Milano, 12 set. (askanews) – “Solitamente quando un prodotto diventa inflazionato, la sua naturale conseguenza è l’implosione, si tratta di una regola quasi assoluta. La continua crescita della Doc sta provocando un progressivo e inesorabile abbassamento del valore percepito del prosecco, generando una spirale a ribasso che lo sta posizionando a livello di commodity, con prezzi che oscillano tra 2 e 3 euro”. A dirlo ad askanews è Loris Dall’Acqua, enologo e Ad di Col Vetoraz Spumanti, azienda di Santo Stefano di Valdobbiadene (Treviso), nel cuore delle colline del Cartizze, che dal 2017 ha scelto di non riportare più la parola “Prosecco” sulle proprie etichette, a sottolineare il legame esclusivo con Valdobbiadene e con il suo terroir unico.

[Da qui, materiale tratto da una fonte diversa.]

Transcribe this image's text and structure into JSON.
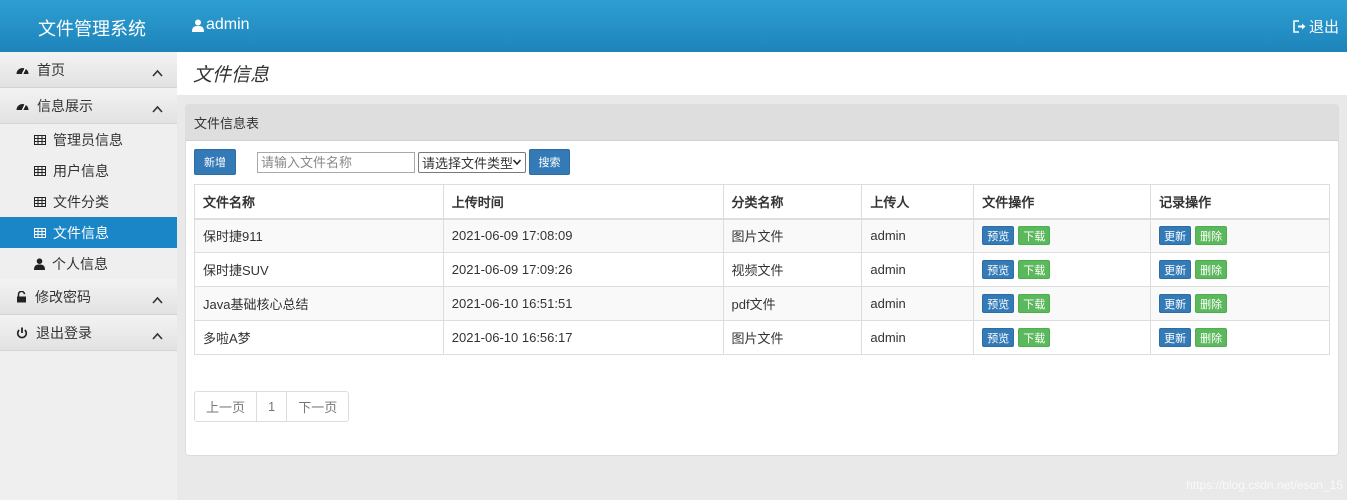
{
  "header": {
    "brand": "文件管理系统",
    "user": "admin",
    "logout": "退出"
  },
  "sidebar": {
    "home": "首页",
    "info_group": "信息展示",
    "items": [
      {
        "label": "管理员信息"
      },
      {
        "label": "用户信息"
      },
      {
        "label": "文件分类"
      },
      {
        "label": "文件信息"
      },
      {
        "label": "个人信息"
      }
    ],
    "change_password": "修改密码",
    "logout": "退出登录"
  },
  "page": {
    "title": "文件信息",
    "panel_title": "文件信息表"
  },
  "toolbar": {
    "add_label": "新增",
    "search_placeholder": "请输入文件名称",
    "type_select": "请选择文件类型",
    "search_label": "搜索"
  },
  "table": {
    "headers": [
      "文件名称",
      "上传时间",
      "分类名称",
      "上传人",
      "文件操作",
      "记录操作"
    ],
    "rows": [
      {
        "name": "保时捷911",
        "time": "2021-06-09 17:08:09",
        "category": "图片文件",
        "uploader": "admin"
      },
      {
        "name": "保时捷SUV",
        "time": "2021-06-09 17:09:26",
        "category": "视频文件",
        "uploader": "admin"
      },
      {
        "name": "Java基础核心总结",
        "time": "2021-06-10 16:51:51",
        "category": "pdf文件",
        "uploader": "admin"
      },
      {
        "name": "多啦A梦",
        "time": "2021-06-10 16:56:17",
        "category": "图片文件",
        "uploader": "admin"
      }
    ],
    "actions": {
      "preview": "预览",
      "download": "下载",
      "update": "更新",
      "delete": "删除"
    }
  },
  "pagination": {
    "prev": "上一页",
    "page": "1",
    "next": "下一页"
  },
  "watermark": "https://blog.csdn.net/eson_15",
  "colors": {
    "header": "#1d84ba",
    "active_item": "#1b86c7",
    "primary": "#337ab7",
    "success": "#5cb85c"
  }
}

“Il grande universo prosecco però è costituito da realtà che non sono minimamente confrontabili tra di loro” prosegue Dall’Acqua, spiegando che “c’è il Conegliano-Valdobbiadene Docg, un sistema collinare riconosciuto dall’Unesco come patrimonio dell’umanità. Qui – continua – la vite viene coltivata da oltre ottocento anni, dove donne, uomini e vite si sono plasmati con queste colline in un legame indissolubile. Usi, costumi, tradizioni, terra, clima, vino: tutto questo assieme è il vero significato di terroir”.
“Poi c’è il prosecco Doc, un grande territorio principalmente pianeggiante, che si estende su nove province tra Veneto e Friuli, istituito nel recente 2009, dove la coltivazione della vite non è stata tramandata di generazione in generazione attraverso la saggezza degli anziani ma ha assunto un’impostazione con logiche industriali” precisa l’enologo, sottolineando che “tutto ciò ha creato una situazione caotica, dove la semplice distinzione tra Prosecco Superiore Docg e Prosecco Doc non è sufficiente per trasmettere in modo chiaro e distinto una precisa e distinta identità”.
“Oggi il Conegliano-Valdobbiadene Docg sta soffrendo a causa di questa commistione, pertanto sta diventando sempre più urgente trovare il coraggio di allontanarlo dal sistema prosecco, perché solo in questo modo sarà possibile riconquistare l’identità perduta” rimarca, evidenziando che “si tratta di un percorso molto arduo, perché il conflitto d’interessi e l’opportunismo hanno ormai intaccato quasi totalmente il sistema produttivo”.
“Servirebbe il coraggio di abbandonare la parola Prosecco ma gli interessi economici sono più forti della volontà o della consapevolezza di proteggere e delimitare un’identità e un paesaggio unici, cresciuti nei secoli” spiega il manager, mettendo in rilievo che “la parola Prosecco banalizza la nostra origine”. “Le donne e gli uomini del Conegliano-Valdobbiadene devono ritrovare la consapevolezza di aver avuto il privilegio di nascere e vivere in questa terra gentile, unica e irripetibile” sottolinea Dall’Acqua, concludendo che “non devono permettere che venga banalizzata solo per soddisfare logiche economiche arrivistiche”.
Col Vetoraz Spumanti della famiglia Miotto ha radici che risalgono al 1838, ma l’attuale realtà aziendale nasce nel 1993 dall’iniziativa di Francesco Miotto, assieme all’agronomo Paolo De Bortoli e all’enologo Loris Dall’Acqua, con l’obiettivo di valorizzare esclusivamente le Denominazioni Valdobbiadene Docg e Valdobbiadene Superiore di Cartizze Docg. L’azienda lavora circa 170 ettari (tra proprietà e conferitori) e produce oltre 1,2 mln di bottiglie all’anno.